Parfrey's Glen, Wisconsin's first state natural area and one of the most magical spots on the Ice Age Trail, is two miles southwest of Durward's Glen. It's connected by the trail to Devils Lake State Park, Wisconsin's most-visited state park.
Trip Tips: Prairie du Sac and Sauk City in Wisconsin
Getting there: The two towns are half an hour south of Wisconsin Dells, east of Spring Green and north of Madison.
2018 events: Jan. 12-13, Bald Eagle Watching Days. July 4, Fire on the River. Aug. 31-Sept. 1, Wisconsin State Cow Chip Throw, with music, arts and crafts and the Tournament of Chips parade at noon Saturday.

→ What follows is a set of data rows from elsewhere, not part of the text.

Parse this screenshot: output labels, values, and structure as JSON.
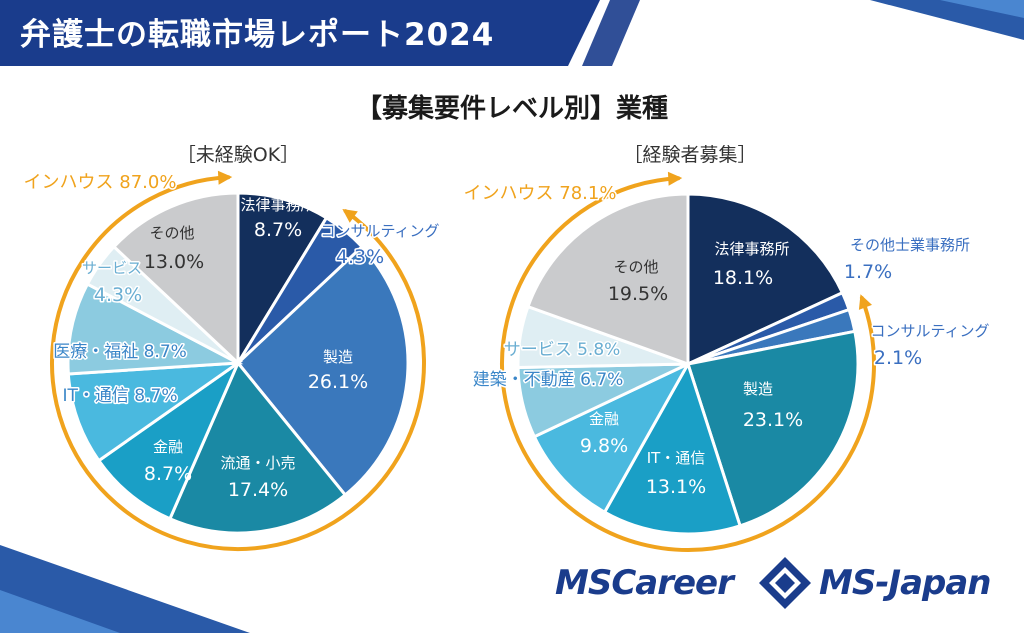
{
  "header": {
    "title": "弁護士の転職市場レポート2024"
  },
  "section_title": "【募集要件レベル別】業種",
  "colors": {
    "navy": "#1a3c8c",
    "orange": "#f0a31d"
  },
  "logos": {
    "mscareer": "MSCareer",
    "msjapan": "MS-Japan"
  },
  "chart_data": [
    {
      "type": "pie",
      "title": "［未経験OK］",
      "categories": [
        "法律事務所",
        "コンサルティング",
        "製造",
        "流通・小売",
        "金融",
        "IT・通信",
        "医療・福祉",
        "サービス",
        "その他"
      ],
      "values": [
        8.7,
        4.3,
        26.1,
        17.4,
        8.7,
        8.7,
        8.7,
        4.3,
        13.0
      ],
      "value_labels": [
        "8.7%",
        "4.3%",
        "26.1%",
        "17.4%",
        "8.7%",
        "8.7%",
        "8.7%",
        "4.3%",
        "13.0%"
      ],
      "colors": [
        "#132f5c",
        "#2a5aa8",
        "#3a78bc",
        "#1a89a4",
        "#1a9fc6",
        "#4ab9df",
        "#8ccbe0",
        "#dfeef3",
        "#cacbcd"
      ],
      "label_colors": [
        "#ffffff",
        "#3a6fc0",
        "#ffffff",
        "#ffffff",
        "#ffffff",
        "#3a86c8",
        "#3a86c8",
        "#6aaed2",
        "#333333"
      ],
      "annotation": {
        "label": "インハウス 87.0%",
        "value": 87.0
      }
    },
    {
      "type": "pie",
      "title": "［経験者募集］",
      "categories": [
        "法律事務所",
        "その他士業事務所",
        "コンサルティング",
        "製造",
        "IT・通信",
        "金融",
        "建築・不動産",
        "サービス",
        "その他"
      ],
      "values": [
        18.1,
        1.7,
        2.1,
        23.1,
        13.1,
        9.8,
        6.7,
        5.8,
        19.5
      ],
      "value_labels": [
        "18.1%",
        "1.7%",
        "2.1%",
        "23.1%",
        "13.1%",
        "9.8%",
        "6.7%",
        "5.8%",
        "19.5%"
      ],
      "colors": [
        "#132f5c",
        "#2a5aa8",
        "#3a78bc",
        "#1a89a4",
        "#1a9fc6",
        "#4ab9df",
        "#8ccbe0",
        "#dfeef3",
        "#cacbcd"
      ],
      "label_colors": [
        "#ffffff",
        "#3a6fc0",
        "#3a6fc0",
        "#ffffff",
        "#ffffff",
        "#ffffff",
        "#3a86c8",
        "#6aaed2",
        "#333333"
      ],
      "annotation": {
        "label": "インハウス 78.1%",
        "value": 78.1
      }
    }
  ]
}
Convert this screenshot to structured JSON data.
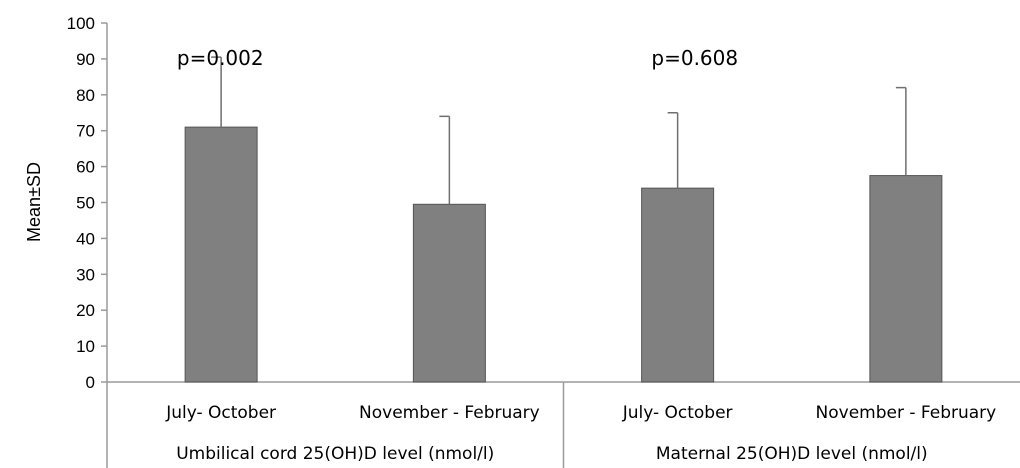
{
  "chart_data": {
    "type": "bar",
    "ylabel": "Mean±SD",
    "ylim": [
      0,
      100
    ],
    "yticks": [
      "0",
      "10",
      "20",
      "30",
      "40",
      "50",
      "60",
      "70",
      "80",
      "90",
      "100"
    ],
    "grid": false,
    "groups": [
      {
        "label": "Umbilical cord 25(OH)D level (nmol/l)",
        "p_value": "p=0.002",
        "categories": [
          "July- October",
          "November - February"
        ],
        "values": [
          71,
          49.5
        ],
        "sd_upper": [
          90.5,
          74
        ]
      },
      {
        "label": "Maternal 25(OH)D level (nmol/l)",
        "p_value": "p=0.608",
        "categories": [
          "July- October",
          "November - February"
        ],
        "values": [
          54,
          57.5
        ],
        "sd_upper": [
          75,
          82
        ]
      }
    ],
    "colors": {
      "bar": "#808080",
      "bar_border": "#555555",
      "axis": "#9a9a9a"
    }
  }
}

For events at Wollersheim Winery, see A vintage vineyard.
Accommodations: In Sauk City, the Cedarberry Inn is a pleasant chain-style hotel.
Dining: In Prairie du Sac, the Blue Spoon Cafe serves lovely salads, sandwiches and soups and up to a dozen flavors of its own homemade gelato. It's closed Sundays.
In Sauk City, Vintage Brewing offers daily specials as well as sandwiches, burgers, soups, salads and its own craft beers.
In Roxbury, on County Road Y southeast of Sauk City, the Dorf Haus Supper Club
serves German classics. The Roxbury Tavern, famous for its summer solstice piano burnings and progressive politics, has Lake Louie on tap and is a convivial place for Sunday pancakes or a plate of jambalaya.
Information: Sauk Prairie area tourism, 608-643-4168. The attractive Welcome Center in Sauk City is a handy place to stop.